Every time they tour China, executives of MNCs in the retail sector tell me they are amazed by the vast spread of markets across the country, and why they can't stop thinking on how to ensure their products or services reach every nook and cranny of the country.

They say everyone in their circles loves the so-called "small-town youngsters". The latter have already become the backbone of China's film and home appliances markets. For MNC execs, China's lower-tier markets are definitely not a nice-to-have option but a must-reach goal.

Typically, residents in top-and second-tier cities tend to obsess with home prices, workload, children's education and a high cost of living. But young consumers in lower-tier markets have more disposable income and spare time.

These two key resources combine with energy, optimism and enthusiasm to result in generous ways of spending on entertainment, fashionable lifestyles and travel. This trend is reshaping China's consumption landscape.

People living in smaller cities or towns appear to have a satisfactory personal living space. They have to contend with lower property prices and lower cost of living. They seem to have a different kind of happiness. And their consumption power is growing, especially in areas like buying e-books, clothes and electronic products.

Meanwhile, people in big cities are increasingly spending their time on working extra hours to gain more professional qualifications. They also participate in fitness courses to stay in shape. Time always appears to be at a premium.

More and more global companies are keen to enter the country's lower-tier markets for higher growth. This has encouraged new businesses whose origins are outside metro cities to dream big.

For instance, Pinduoduo Inc, an e-commerce platform for low-price goods, and Qutoutiao Inc, a mobile content platform, have listed on the Nasdaq within a short period of time. But, such firms would do well to be aware that consumers in smaller cities are as smart as people in big cities. And many of them are also extremely price-sensitive.

China's well-developed high-speed railway and e-commerce networks are perfect infrastructure for small-town youngsters to travel, work and check the product information via their smartphones. Through this option, they achieve information equivalence. Consequently, a bottle of wine shipped from France at 5 euros ($5.55) can no longer be sold between 300 yuan ($42.5) and 500 yuan in China.

US-based retailer Forever 21 confirmed in April it would exit China, suggesting that Western high street fashion brands that do not customize their products to match Chinese preferences may struggle henceforth. This is in sharp contrast to the past when many foreign fashion brands could make quick and easy money in China.

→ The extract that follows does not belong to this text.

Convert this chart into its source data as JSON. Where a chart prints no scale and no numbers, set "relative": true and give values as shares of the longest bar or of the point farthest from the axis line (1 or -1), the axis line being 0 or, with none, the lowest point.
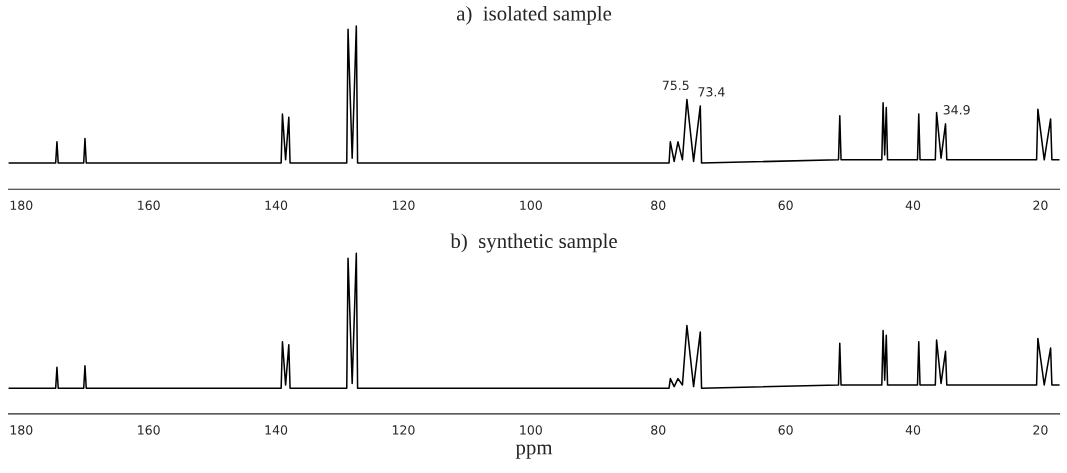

Many foreign companies operating in China are not sufficiently familiar with the commercial culture and consumer preferences here, particularly in lower-tier markets. They think that since many of their products originated in developed countries, Chinese consumers will buy into them easily.

Under such circumstances, it is wise for Chinese and foreign companies to take different approaches in the country's non-big city markets. They must improve the quality of their goods and service, and start manufacturing more durable products, as well as pursue a green and sustainable growth path.

I'm certain that more foreign firms will expand their market presence in China's lower-tier cities over the long term. Starbucks Corp, the US coffee chain, reportedly had over 7 million active members in China last year. That figure will likely swell as small-town youngsters embrace big-city lifestyles.